Em 2022 os brasileiros pagaram quase R$2,9 trilhões em tributos, segundo os dados do painel do impostômetro, da Associação Comercial de São Paulo. Essa grandeza representou um crescimento de 11,5% sobre o ano de 2021. Um estudo do Instituto Brasileiro de Planejamento e Tributação (IBPT) mostra que o valor pago em impostos representa praticamente 41% do rendimento médio brasileiro. Trocando em miúdos, nós trabalhamos praticamente 150 dias por ano para pagar impostos.
Com relação às empresas, dados da Organização para Cooperação e Desenvolvimento Econômico (OCDE) revelam que o Brasil aparece como o segundo país que mais cobra impostos, com uma carga tributária de 34%. Os altos impostos são repassados ao consumidor final, reduzindo o poder de compra do seu já combalido salário.

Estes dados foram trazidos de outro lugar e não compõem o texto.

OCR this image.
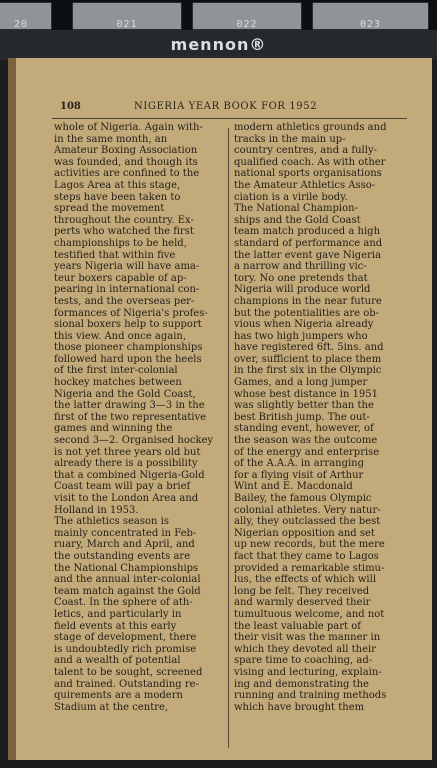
20	021	022	023
mennon®
108	NIGERIA YEAR BOOK FOR 1952
whole of Nigeria. Again with-
in the same month, an
Amateur Boxing Association
was founded, and though its
activities are confined to the
Lagos Area at this stage,
steps have been taken to
spread the movement
throughout the country. Ex-
perts who watched the first
championships to be held,
testified that within five
years Nigeria will have ama-
teur boxers capable of ap-
pearing in international con-
tests, and the overseas per-
formances of Nigeria's profes-
sional boxers help to support
this view. And once again,
those pioneer championships
followed hard upon the heels
of the first inter-colonial
hockey matches between
Nigeria and the Gold Coast,
the latter drawing 3—3 in the
first of the two representative
games and winning the
second 3—2. Organised hockey
is not yet three years old but
already there is a possibility
that a combined Nigeria-Gold
Coast team will pay a brief
visit to the London Area and
Holland in 1953.
The athletics season is
mainly concentrated in Feb-
ruary, March and April, and
the outstanding events are
the National Championships
and the annual inter-colonial
team match against the Gold
Coast. In the sphere of ath-
letics, and particularly in
field events at this early
stage of development, there
is undoubtedly rich promise
and a wealth of potential
talent to be sought, screened
and trained. Outstanding re-
quirements are a modern
Stadium at the centre,
modern athletics grounds and
tracks in the main up-
country centres, and a fully-
qualified coach. As with other
national sports organisations
the Amateur Athletics Asso-
ciation is a virile body.
The National Champion-
ships and the Gold Coast
team match produced a high
standard of performance and
the latter event gave Nigeria
a narrow and thrilling vic-
tory. No one pretends that
Nigeria will produce world
champions in the near future
but the potentialities are ob-
vious when Nigeria already
has two high jumpers who
have registered 6ft. 5ins. and
over, sufficient to place them
in the first six in the Olympic
Games, and a long jumper
whose best distance in 1951
was slightly better than the
best British jump. The out-
standing event, however, of
the season was the outcome
of the energy and enterprise
of the A.A.A. in arranging
for a flying visit of Arthur
Wint and E. Macdonald
Bailey, the famous Olympic
colonial athletes. Very natur-
ally, they outclassed the best
Nigerian opposition and set
up new records, but the mere
fact that they came to Lagos
provided a remarkable stimu-
lus, the effects of which will
long be felt. They received
and warmly deserved their
tumultuous welcome, and not
the least valuable part of
their visit was the manner in
which they devoted all their
spare time to coaching, ad-
vising and lecturing, explain-
ing and demonstrating the
running and training methods
which have brought them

Em Minas Gerais, estado detentor da maior malha rodoviária do país, os buracos nas estradas provocam acidentes, danos nos veículos, desgastes nos pneus, atrasos na distribuição de produtos, tensão nos motoristas, além, obviamente, de encarecerem os custos de transporte. Esse problema é antigo e se renova a cada ano, independente de quem governa o estado, que tem a segunda maior arrecadação de impostos no Brasil.
Ontem, 27/02/23, o Ministério da Fazenda anunciou o fim da desoneração do PIS e Cofins sobre os combustíveis, com validade a partir do primeiro dia de março. Os preços dos combustíveis vão subir fatalmente e a única forma de compensação que se avista é a Petrobras reduzir o preço cobrado pelas refinarias às distribuidoras, considerando-se que, segundo analistas do mercado, ele está 8% acima do preço internacional do petróleo.
Uma reforma tributária é aguardada ansiosamente, para que o custo Brasil seja reduzido e as empresas se tornem mais competitivas, gerem mais investimentos e façam novas contratações de funcionários. O círculo virtuoso é inevitável. No entanto, a gigantesca dimensão do estado brasileiro, que suga as energias das empresas e dos cidadãos, mediante a cobrança de impostos para custear a sua máquina, e que influencia diretamente nas taxas de juros, devido ao seu alto endividamento, nos leva ao ceticismo quanto à efetividade desta reforma. O imposto único ou o IVA – Imposto sobre o Valor Agregado – poderá simplificar o draconiano sistema tributário brasileiro, mas terá de resultar em menos cobrança das empresas e das pessoas. Os governos terão de cortar suas gorduras e, por que não dizer, na própria carne.